Jae Eun Sim¹, Ji-Man Hong, Gyoung Im Suh, Hanna Cho, Kyung Seok Park, Eun-Hee Sohn, Young-Chul Choi

Affiliation

¹ Department of Neurology, Brain Korea 21 Project for Medical Science, Yonsei University College of Medicine, Seoul, Korea.

Abstract

Background: GNE myopathy is characterized by early-adult-onset distal myopathy sparing quadriceps caused by mutations in the GNE gene encoding UDP-N-acetylglucosamine 2-epimerase/N-acetylmannosamine kinase, an enzyme in the sialic-acid synthesis pathway.

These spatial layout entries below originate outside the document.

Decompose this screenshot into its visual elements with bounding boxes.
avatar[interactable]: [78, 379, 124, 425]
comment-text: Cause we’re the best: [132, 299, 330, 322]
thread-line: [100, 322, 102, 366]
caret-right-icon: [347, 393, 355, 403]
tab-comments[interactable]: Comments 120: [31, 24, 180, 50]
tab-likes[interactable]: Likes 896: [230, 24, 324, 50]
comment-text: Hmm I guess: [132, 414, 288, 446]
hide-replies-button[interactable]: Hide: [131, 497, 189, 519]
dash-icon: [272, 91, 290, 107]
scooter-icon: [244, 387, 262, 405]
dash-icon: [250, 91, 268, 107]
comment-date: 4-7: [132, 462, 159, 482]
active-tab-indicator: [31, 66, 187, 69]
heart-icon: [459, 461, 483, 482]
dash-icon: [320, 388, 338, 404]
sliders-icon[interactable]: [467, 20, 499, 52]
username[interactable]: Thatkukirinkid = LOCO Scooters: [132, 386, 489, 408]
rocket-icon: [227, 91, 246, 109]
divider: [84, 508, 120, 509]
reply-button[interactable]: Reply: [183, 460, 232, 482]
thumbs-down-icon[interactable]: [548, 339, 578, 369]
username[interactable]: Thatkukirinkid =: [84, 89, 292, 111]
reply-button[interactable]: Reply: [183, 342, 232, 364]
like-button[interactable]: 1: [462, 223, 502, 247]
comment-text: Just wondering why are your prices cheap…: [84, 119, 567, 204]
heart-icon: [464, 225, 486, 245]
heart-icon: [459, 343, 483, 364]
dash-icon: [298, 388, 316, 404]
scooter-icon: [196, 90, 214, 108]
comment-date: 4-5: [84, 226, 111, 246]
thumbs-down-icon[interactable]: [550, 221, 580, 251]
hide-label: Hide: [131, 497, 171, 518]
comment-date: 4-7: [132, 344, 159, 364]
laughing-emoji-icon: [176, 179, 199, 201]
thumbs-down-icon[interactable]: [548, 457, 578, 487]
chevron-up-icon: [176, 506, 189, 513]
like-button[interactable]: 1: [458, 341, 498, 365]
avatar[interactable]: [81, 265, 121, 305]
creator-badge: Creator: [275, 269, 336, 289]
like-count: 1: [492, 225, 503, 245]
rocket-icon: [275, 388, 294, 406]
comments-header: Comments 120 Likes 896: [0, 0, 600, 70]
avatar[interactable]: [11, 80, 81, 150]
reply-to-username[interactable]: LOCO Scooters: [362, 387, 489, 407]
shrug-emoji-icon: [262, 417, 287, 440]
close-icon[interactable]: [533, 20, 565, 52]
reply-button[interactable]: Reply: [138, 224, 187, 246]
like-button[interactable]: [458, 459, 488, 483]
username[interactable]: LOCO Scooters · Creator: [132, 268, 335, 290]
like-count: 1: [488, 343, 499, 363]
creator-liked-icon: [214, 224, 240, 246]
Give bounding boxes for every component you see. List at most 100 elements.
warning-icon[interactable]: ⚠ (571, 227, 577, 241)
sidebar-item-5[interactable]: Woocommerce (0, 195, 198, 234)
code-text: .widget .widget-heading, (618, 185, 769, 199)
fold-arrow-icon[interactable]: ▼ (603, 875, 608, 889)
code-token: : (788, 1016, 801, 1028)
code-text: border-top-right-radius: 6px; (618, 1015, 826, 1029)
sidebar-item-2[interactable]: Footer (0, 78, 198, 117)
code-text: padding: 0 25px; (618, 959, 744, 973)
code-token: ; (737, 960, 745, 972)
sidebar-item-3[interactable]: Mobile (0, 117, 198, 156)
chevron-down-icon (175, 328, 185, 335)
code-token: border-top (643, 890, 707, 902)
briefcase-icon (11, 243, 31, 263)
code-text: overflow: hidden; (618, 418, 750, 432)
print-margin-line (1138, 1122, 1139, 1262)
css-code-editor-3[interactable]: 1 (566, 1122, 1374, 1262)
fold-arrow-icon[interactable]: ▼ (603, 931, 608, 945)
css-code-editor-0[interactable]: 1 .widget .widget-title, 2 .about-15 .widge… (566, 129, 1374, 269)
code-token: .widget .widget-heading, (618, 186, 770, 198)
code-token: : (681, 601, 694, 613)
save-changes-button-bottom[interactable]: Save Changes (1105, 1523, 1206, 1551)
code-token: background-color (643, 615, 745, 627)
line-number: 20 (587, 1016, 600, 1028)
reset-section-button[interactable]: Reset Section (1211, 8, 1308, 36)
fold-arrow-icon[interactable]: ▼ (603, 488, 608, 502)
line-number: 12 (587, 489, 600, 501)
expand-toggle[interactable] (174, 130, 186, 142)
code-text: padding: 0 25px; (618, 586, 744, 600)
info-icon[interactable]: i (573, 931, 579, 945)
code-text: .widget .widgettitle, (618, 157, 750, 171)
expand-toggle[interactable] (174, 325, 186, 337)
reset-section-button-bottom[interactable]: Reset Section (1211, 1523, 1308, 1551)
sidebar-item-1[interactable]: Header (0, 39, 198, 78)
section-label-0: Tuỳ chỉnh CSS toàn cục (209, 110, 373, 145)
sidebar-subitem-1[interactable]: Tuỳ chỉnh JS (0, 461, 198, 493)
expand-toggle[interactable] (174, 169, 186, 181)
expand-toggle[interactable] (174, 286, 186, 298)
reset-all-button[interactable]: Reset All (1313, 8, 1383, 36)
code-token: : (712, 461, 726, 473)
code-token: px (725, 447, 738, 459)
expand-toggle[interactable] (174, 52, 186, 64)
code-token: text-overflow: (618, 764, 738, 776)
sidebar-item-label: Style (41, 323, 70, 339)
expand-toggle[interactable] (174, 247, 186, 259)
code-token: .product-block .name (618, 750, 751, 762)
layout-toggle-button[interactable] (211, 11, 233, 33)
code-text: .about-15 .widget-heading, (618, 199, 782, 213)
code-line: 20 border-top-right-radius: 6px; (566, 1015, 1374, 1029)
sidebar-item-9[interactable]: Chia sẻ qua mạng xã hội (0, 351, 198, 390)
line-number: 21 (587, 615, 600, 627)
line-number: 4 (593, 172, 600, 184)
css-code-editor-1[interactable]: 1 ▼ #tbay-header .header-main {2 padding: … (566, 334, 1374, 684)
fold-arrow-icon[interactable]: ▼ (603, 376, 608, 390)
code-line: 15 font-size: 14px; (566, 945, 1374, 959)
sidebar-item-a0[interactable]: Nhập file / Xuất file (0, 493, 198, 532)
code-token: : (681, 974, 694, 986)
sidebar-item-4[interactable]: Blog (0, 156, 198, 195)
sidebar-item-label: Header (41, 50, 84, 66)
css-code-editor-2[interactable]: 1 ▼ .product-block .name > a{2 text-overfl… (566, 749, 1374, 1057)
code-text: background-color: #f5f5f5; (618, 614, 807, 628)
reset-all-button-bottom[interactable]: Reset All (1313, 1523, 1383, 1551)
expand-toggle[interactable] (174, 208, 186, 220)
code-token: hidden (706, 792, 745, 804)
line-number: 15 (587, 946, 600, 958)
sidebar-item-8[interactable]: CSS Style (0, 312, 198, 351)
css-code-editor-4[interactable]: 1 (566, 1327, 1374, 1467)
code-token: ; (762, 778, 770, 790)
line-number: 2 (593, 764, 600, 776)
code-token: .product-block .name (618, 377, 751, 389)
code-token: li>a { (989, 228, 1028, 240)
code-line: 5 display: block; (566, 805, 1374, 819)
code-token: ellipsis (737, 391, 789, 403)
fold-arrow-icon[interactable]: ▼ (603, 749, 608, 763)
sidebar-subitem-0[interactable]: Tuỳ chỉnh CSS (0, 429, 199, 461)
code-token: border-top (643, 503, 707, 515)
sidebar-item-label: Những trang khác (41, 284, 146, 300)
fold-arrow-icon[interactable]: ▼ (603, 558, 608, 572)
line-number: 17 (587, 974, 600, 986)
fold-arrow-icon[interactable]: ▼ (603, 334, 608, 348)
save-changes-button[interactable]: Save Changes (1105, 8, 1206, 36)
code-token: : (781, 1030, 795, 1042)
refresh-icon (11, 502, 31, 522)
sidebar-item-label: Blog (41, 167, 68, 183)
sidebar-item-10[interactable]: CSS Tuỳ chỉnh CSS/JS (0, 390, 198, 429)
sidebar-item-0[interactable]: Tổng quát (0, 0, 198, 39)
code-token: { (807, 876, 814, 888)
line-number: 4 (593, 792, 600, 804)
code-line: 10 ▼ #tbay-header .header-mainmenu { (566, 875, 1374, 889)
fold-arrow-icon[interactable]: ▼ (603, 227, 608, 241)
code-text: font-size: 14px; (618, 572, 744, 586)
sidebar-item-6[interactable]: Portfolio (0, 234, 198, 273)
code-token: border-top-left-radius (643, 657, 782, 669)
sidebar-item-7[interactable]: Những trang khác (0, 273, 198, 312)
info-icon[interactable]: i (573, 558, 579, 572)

Case report: A 27-year-old Korean woman presented a rapid deterioration in strength of the distal lower limbs during her first pregnancy. She was diagnosed with GNE myopathy and carrying the compound heterozygous mutations of the GNE gene (D208N/M29T).

Conclusions: This is a representative case implying that an increased requirement of sialic acid during pregnancy might trigger a clinical worsening of GNE myopathy.

Keywords: GNE gene; GNE myopathy; hyposialylation; pregnancy; sialic acid.